A shiver of desire chased up her spine at the way he rolled her name off his tongue, only to be followed lightning fast with a tremor of unease. “So what is your second question?”
Maybe his mother had some criminal record? There had to be some reason he felt like the contents of his own home weren’t his…
She’d almost lost herself to her thoughts again when his chair scraped the floor as he stood. Glancing up at him, she set her fork down. She hadn’t been eating anyway.
“My second question is what did your fiancé die of, Sheri?”
Her breath shuddered out and she blinked up at him, unable to speak.

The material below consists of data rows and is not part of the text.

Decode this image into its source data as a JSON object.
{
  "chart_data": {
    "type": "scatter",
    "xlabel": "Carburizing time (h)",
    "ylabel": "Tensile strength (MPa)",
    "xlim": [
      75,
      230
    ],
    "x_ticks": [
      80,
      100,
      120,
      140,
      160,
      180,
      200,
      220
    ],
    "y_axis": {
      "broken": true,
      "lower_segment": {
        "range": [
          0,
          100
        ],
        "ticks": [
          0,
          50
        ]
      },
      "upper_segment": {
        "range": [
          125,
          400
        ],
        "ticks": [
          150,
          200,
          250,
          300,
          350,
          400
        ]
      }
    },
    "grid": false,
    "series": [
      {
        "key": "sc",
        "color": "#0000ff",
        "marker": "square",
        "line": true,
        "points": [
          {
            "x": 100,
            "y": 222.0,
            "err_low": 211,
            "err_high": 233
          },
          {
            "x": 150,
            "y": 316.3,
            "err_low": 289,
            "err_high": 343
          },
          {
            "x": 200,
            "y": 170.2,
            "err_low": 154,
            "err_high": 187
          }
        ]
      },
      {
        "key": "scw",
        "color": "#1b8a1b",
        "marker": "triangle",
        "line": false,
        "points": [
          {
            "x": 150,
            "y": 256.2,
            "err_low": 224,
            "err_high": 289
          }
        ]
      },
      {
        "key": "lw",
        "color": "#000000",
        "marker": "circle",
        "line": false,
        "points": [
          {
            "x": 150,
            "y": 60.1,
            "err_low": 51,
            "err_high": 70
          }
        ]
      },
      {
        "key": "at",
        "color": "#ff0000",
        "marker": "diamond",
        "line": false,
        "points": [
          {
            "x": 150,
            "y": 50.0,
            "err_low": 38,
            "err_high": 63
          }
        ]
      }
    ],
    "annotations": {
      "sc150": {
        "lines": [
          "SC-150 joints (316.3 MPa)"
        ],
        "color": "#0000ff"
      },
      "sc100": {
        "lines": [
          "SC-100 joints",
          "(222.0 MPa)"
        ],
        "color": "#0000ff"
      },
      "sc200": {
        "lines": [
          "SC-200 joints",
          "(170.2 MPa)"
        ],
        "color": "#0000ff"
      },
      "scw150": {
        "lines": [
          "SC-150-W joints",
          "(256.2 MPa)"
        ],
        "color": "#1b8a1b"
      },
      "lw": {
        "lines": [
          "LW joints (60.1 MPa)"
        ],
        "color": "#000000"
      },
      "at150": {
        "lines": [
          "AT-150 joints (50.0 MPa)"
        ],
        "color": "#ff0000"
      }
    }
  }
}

Asking was akin to admitting he’d researched her, but her expression made it worth it. He knew there was something to the fiancé thread, but the confirmation etched in her suddenly pale features still gratified him.
Clearing the plates, he began putting away the leftovers without saying more. It cost him nothing to give her a moment to collect herself and might glean him more answers—inadvertent ones in her choice of phrasing and body language.
“It’s none of your fucking business.” The breathless quality of the words snapped his attention back to her. White-knuckled grip on the table, face still pale, breath rushed. He’d touched more of a nerve than he might have guessed.
“Again, hate to be redundant, but my house. You
can
leave.”
She swallowed hard, didn’t move and closed her eyes. He turned back to the cleanup, finding containers to store the leftover food.
“I know I’m not supposed to state the obvious, but you’ve been looking me up.”
“It’s my right. My space, you’re in it.” To him, that said enough. He didn’t allow many to get close to him, physically or emotionally, however nothing about their current situation fit with his normative behavior.
“Radcliffe, Preston is a very personal piece of my past. I don’t share that story with just anyone.” Her voice seemed to be getting stronger, finding solid ground in her complaint. He mentally chalked a point up to her for changing the tone of the discussion from emotionally charged to logical. That she’d picked up, this quickly, that he’d prefer logic to emotional outbursts suggested she was paying attention and capable of learning.
“Duly noted.” But not a valid reason for her to welch on her own agreement.